Medical and Recreational Peace, an activist group rooted in Eaton Rapids, is fighting for our right to get high. This week, the organization got its legislative petition approved and is now collecting signatures to get the proposal on the 2008 state ballot. The proposal would make it legal for adults over 18 to use and grow marijuana on private property. The use of the drug in public would incur a $50 fine.

Activists tried to get similar proposals on the ballot in 2000, 2002 and 2006, but they fell short of obtaining enough signatures each time. For this proposal to make it to voters, the group must obtain 304,000 signatures in the next six months. Michigan voters may soon have the chance – and hopefully, the wisdom – to decriminalize the drug.

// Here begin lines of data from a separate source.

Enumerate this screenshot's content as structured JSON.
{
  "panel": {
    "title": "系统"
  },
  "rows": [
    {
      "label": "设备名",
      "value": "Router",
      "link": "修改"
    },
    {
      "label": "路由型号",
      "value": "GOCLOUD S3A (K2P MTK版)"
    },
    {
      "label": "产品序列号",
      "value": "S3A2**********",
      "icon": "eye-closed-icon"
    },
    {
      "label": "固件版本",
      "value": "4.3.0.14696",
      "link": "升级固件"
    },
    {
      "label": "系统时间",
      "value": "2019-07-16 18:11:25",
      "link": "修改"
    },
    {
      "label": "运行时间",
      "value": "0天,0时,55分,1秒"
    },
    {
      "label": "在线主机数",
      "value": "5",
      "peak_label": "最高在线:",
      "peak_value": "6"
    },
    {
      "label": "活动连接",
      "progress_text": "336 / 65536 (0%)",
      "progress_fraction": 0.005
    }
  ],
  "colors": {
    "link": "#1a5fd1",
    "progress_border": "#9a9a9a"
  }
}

It’s been clear for some time the war on weed is failing miserably. More than 750,000 Americans were arrested for marijuana possession last year, double the number arrested 25 years ago – and that’s just the number that got caught. If marijuana were decriminalized, many cases that are currently clogging up the court system would be eliminated, and tax money wasted prosecuting marijuana users could be spent on worthier goals. And if marijuana were legalized nationally and then taxed, the revenue could exceed $6 billion per year according to estimates by Jeffrey Miron, a professor of economics at Harvard.

Despite massive efforts to intercept supplies and prosecute users, marijuana remains an easy drug to obtain. Earlier generations found that the prohibition of alcohol – a substance whose chronic use often results in death – was unsuccessful. Likewise, cancer-causing cigarettes and other tobacco products are legal. Yet marijuana, which is less harmful and certainly less addictive, remains banned.

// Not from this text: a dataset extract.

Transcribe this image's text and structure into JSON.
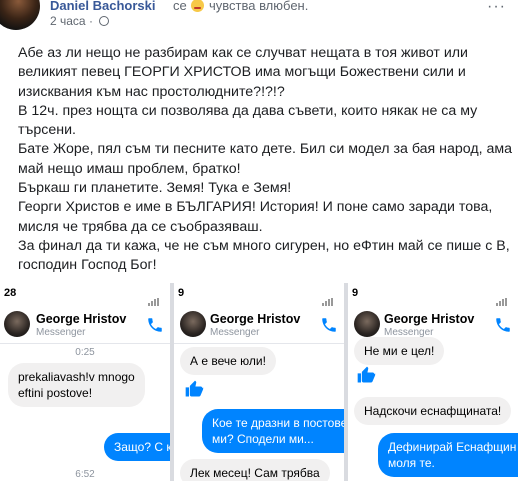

Many have recognized the absurdity of criminalizing marijuana and have joined a growing movement to legalize it. Ann Arbor voters approved an ordinance that allows the use of marijuana for medicinal purposes by a three-to-one margin in 2004, and the city punishes marijuana possession with a meager $25 fine. Just last year, Denver voted to allow adults over 21 to own up to one ounce of marijuana. Earlier this month, a similar proposal reached the ballot in Nevada. The proposal failed, but still garnered 44 percent support, demonstrating the drug’s growing mainstream acceptance.

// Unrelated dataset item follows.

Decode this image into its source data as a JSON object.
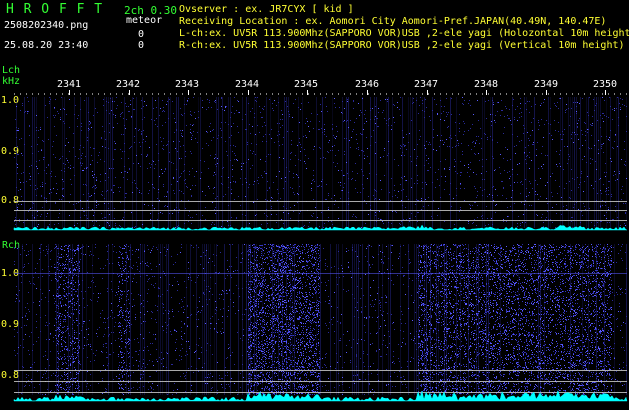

Even if you’re not high enough to believe marijuana is Michigan’s ticket to economic salvation, we can at least agree that using the drug is a personal choice. Adults exercise the freedom to use tobacco and alcohol. The same should be true for marijuana. The first step to restore rights taken away nearly 70 years ago is to get the legalization of marijuana on the state ballot. Students on campus can and should be important allies in helping their fellow residents reclaim their right to a joint – that is, if they’re not too high to pass out petitions.